A common theme runs through every anecdote about Pandev. “He is the person now that he was 20 years ago,” says Georgi Hristov, who spent three years with Barnsley and was the centre-forward for Macedonia, as the country was then named, when Pandev emerged. “A man without any black mark against him. He’s still a normal guy and it’s always difficult to be the same. My two kids idolise him. They have the Euro 2020 Panini album and were happiest when they got Pandev stickers. He is such an important influence for the children.”

Rossi tells a story that he believes “explains most of all the immense goodness of him”. Pandev scored 60 goals in four seasons under Rossi and his profile had rocketed; he came into training one day and told his Lazio colleagues that he had just been robbed, opting to stay silent after hearing criminals enter his house. “But the thieves also took his car keys, went to his garage and stole that too so they could get away,” Rossi says. “Pandev watched the whole scene from his window without doing anything, it was incredible. All the boys in the dressing room laughed. Goran is a fantastic, humble person.”

With a smile, Rossi suggests visits home left Pandev playing catch-up each summer, “like when you go back to eat at your grandmother’s, you let yourself go a bit”. Perhaps Pandev knew what he was talking about when telling Trenchovski to expect a more portly figure if North Macedonia, as they are threatening to do, make a sensational appearance in Qatar; in March Pandev scored as they won a qualifier 2-1 away to Germany.
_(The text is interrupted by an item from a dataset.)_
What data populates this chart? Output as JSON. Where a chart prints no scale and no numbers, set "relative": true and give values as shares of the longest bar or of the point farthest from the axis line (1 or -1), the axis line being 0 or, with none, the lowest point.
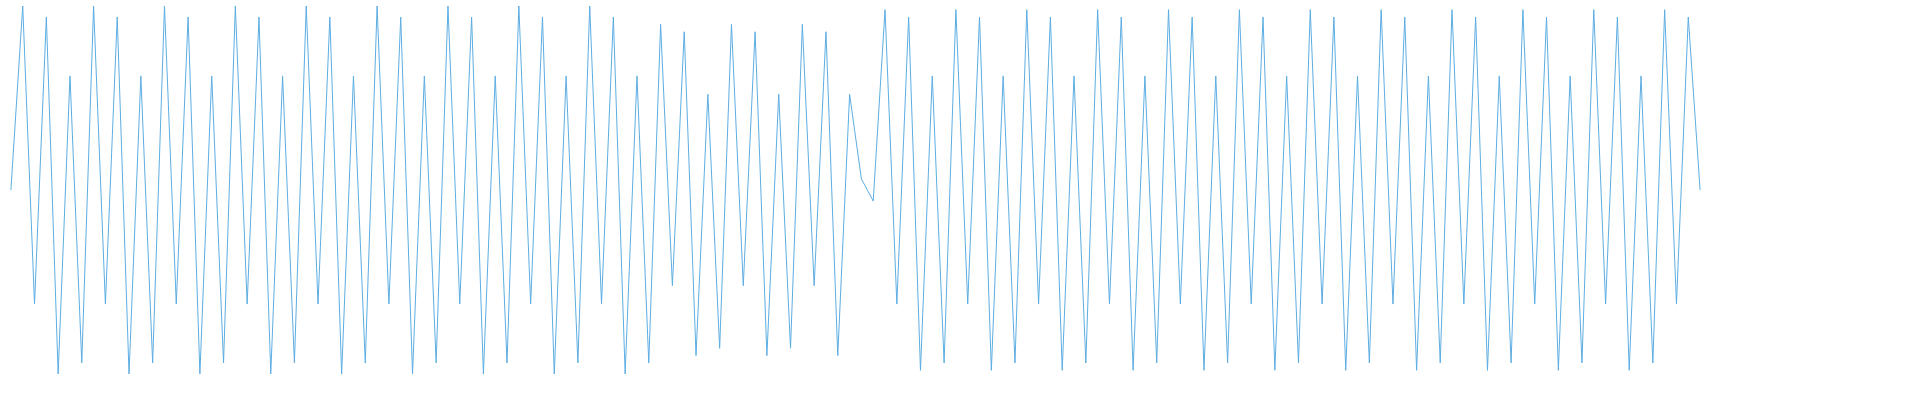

But with Austria, Ukraine and an inconsistent Netherlands making an escape from Group C look plausible, he may have a flourish or two in store before that.

“There are two types of player,” Rossi says. “The 98% who always need motivation, to be stimulated, who blame others when things don’t work out. And then there is the 2% who include Goran himself. They don’t care about pressure or a difficult game: when there is a big match, they fear nothing.”